Он опять остановился, снова стал тянуть ее за бедро.
Но накрепко зажатый рот не позволил ей выдохнуть, что она хочет еще.
Хочет, чтобы он не останавливался.
Двигался снова.
Но через его ладонь прошло только приглушенное мычание. От безысходности смогла лишь дотянуться до его груди и царапнув, попыталась начать самой двигаться.

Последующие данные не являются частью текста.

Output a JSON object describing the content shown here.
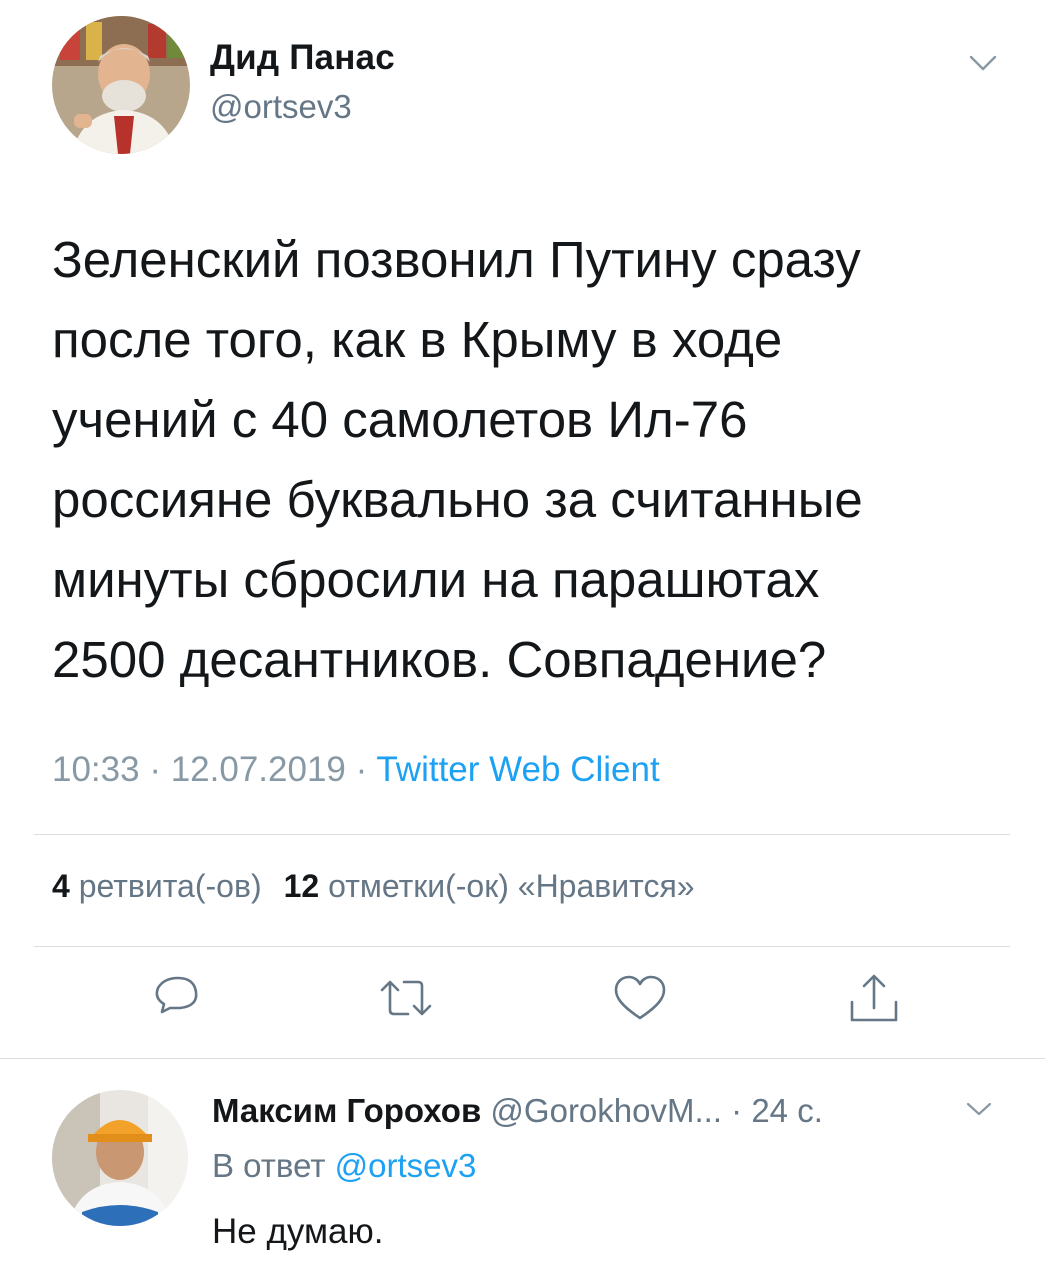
{
  "tweet": {
    "author_name": "Дид Панас",
    "author_handle": "@ortsev3",
    "text_lines": [
      "Зеленский позвонил Путину сразу",
      "после того, как в Крыму в ходе",
      "учений с 40 самолетов Ил-76",
      "россияне буквально за считанные",
      "минуты сбросили на парашютах",
      "2500 десантников. Совпадение?"
    ],
    "time": "10:33",
    "date": "12.07.2019",
    "separator": " · ",
    "client": "Twitter Web Client",
    "retweet_count": "4",
    "retweet_label": "ретвита(-ов)",
    "like_count": "12",
    "like_label": "отметки(-ок) «Нравится»",
    "icons": {
      "reply": "reply-icon",
      "retweet": "retweet-icon",
      "like": "heart-icon",
      "share": "share-icon",
      "menu": "chevron-down-icon"
    }
  },
  "reply": {
    "author_name": "Максим Горохов",
    "author_handle": "@GorokhovM...",
    "time_sep": " · ",
    "time_ago": "24 с.",
    "in_reply_prefix": "В ответ",
    "in_reply_mention": "@ortsev3",
    "text": "Не думаю."
  },
  "colors": {
    "text": "#14171a",
    "secondary": "#657786",
    "link": "#1da1f2",
    "divider": "#d9dfe3"
  }
}
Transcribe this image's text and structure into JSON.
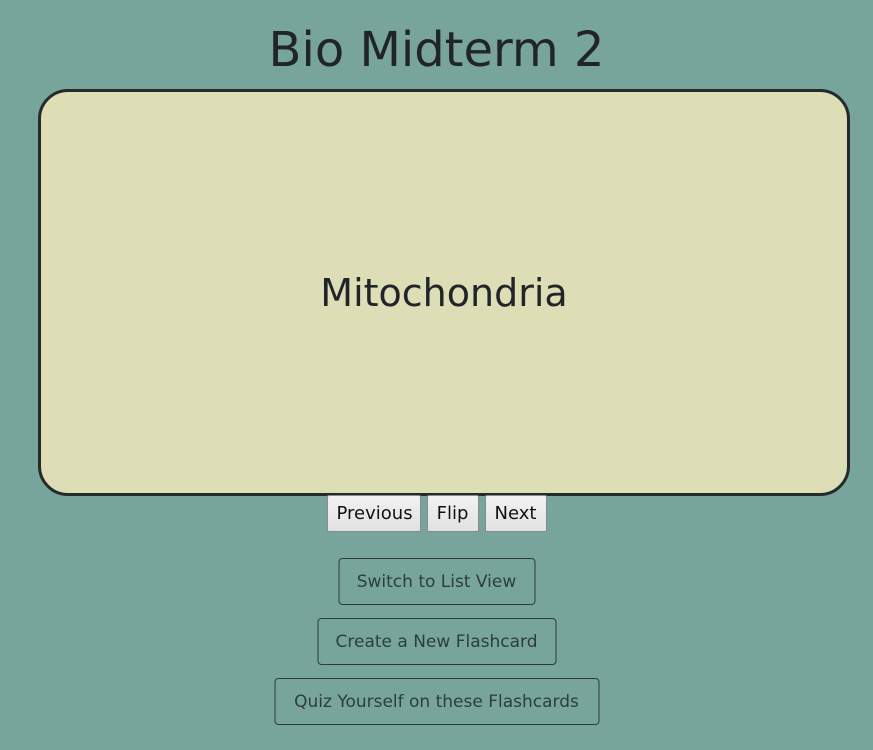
{
  "page": {
    "title": "Bio Midterm 2"
  },
  "card": {
    "term": "Mitochondria"
  },
  "controls": {
    "previous_label": "Previous",
    "flip_label": "Flip",
    "next_label": "Next"
  },
  "actions": {
    "list_view_label": "Switch to List View",
    "create_label": "Create a New Flashcard",
    "quiz_label": "Quiz Yourself on these Flashcards"
  },
  "colors": {
    "background": "#78a59b",
    "card_background": "#dddeb5",
    "card_border": "#252a2c",
    "text": "#212529"
  }
}
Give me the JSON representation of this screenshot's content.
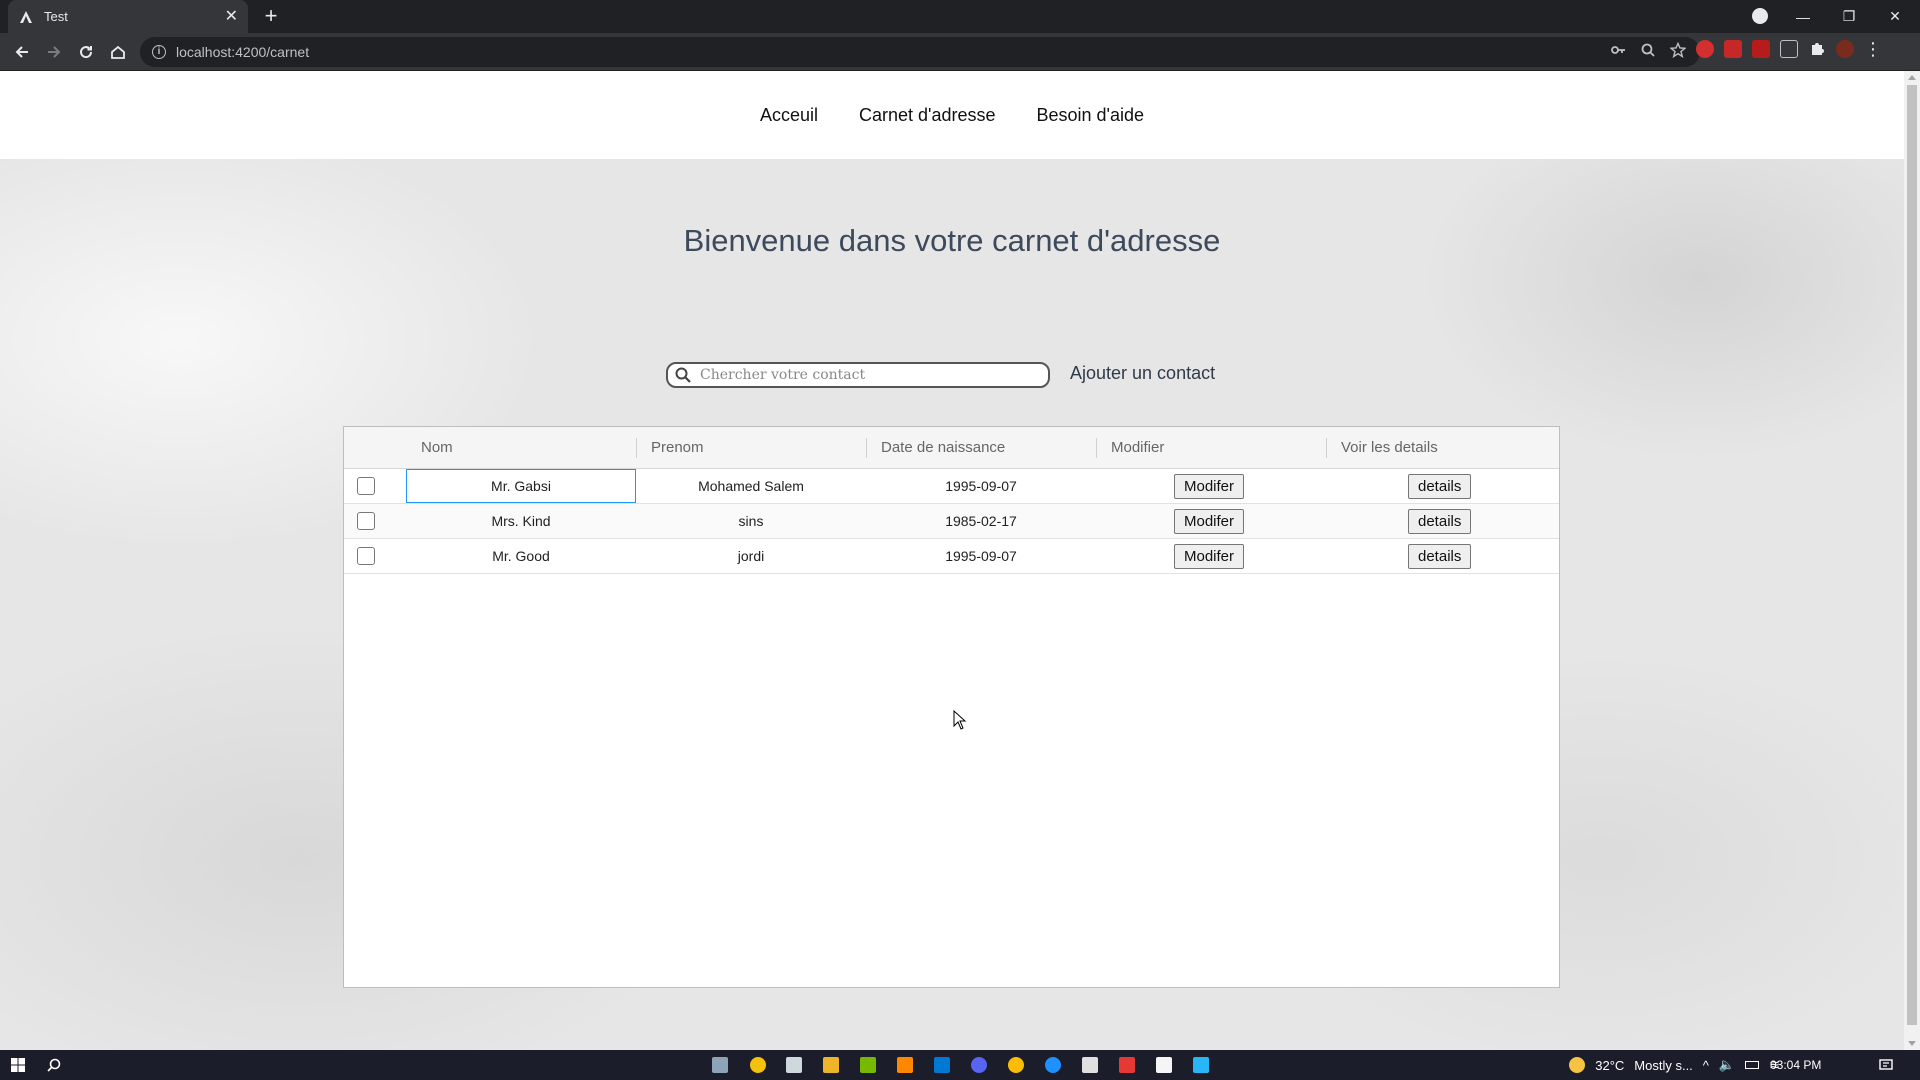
{
  "browser": {
    "tab_title": "Test",
    "tab_favicon_letter": "A",
    "url": "localhost:4200/carnet"
  },
  "nav": {
    "items": [
      {
        "label": "Acceuil"
      },
      {
        "label": "Carnet d'adresse"
      },
      {
        "label": "Besoin d'aide"
      }
    ]
  },
  "main": {
    "heading": "Bienvenue dans votre carnet d'adresse",
    "search_placeholder": "Chercher votre contact",
    "add_contact_label": "Ajouter un contact"
  },
  "grid": {
    "columns": [
      "Nom",
      "Prenom",
      "Date de naissance",
      "Modifier",
      "Voir les details"
    ],
    "rows": [
      {
        "nom": "Mr. Gabsi",
        "prenom": "Mohamed Salem",
        "date": "1995-09-07",
        "modifier": "Modifer",
        "details": "details"
      },
      {
        "nom": "Mrs. Kind",
        "prenom": "sins",
        "date": "1985-02-17",
        "modifier": "Modifer",
        "details": "details"
      },
      {
        "nom": "Mr. Good",
        "prenom": "jordi",
        "date": "1995-09-07",
        "modifier": "Modifer",
        "details": "details"
      }
    ]
  },
  "taskbar": {
    "weather": "32°C",
    "weather_desc": "Mostly s...",
    "time": "03:04 PM"
  },
  "colors": {
    "heading": "#3d4a5c",
    "focus_border": "#2196f3",
    "chrome_dark": "#202124",
    "chrome_toolbar": "#35363a"
  }
}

Но сама же и замерла, едва глянув в его вернувшиеся в нормальное состояние глаза. Темные бездонные глаза могли бы снова напугать ее своим глубоким и внимательно-пугающим взглядом, если бы не были одновременно манящими и многообещающими. Слегка вздернутой бровью Бен словно удивлялся, что она вообще посмела своевольничать. Не стал комментировать ее попытки управлять танцем. Выскользнул из нее резко, будто его за член укусил кто и руки отовсюду свои убрал, отталкивая от себя ее лицо и скидывая на кровать задранную ногу. Она успела подумать, что на этом все, как Бен весь подобрался, как перед прыжком, сместившись намного ниже. За платье схватил, как куклу и к себе подтянул, тут же переворачивая ее на живот.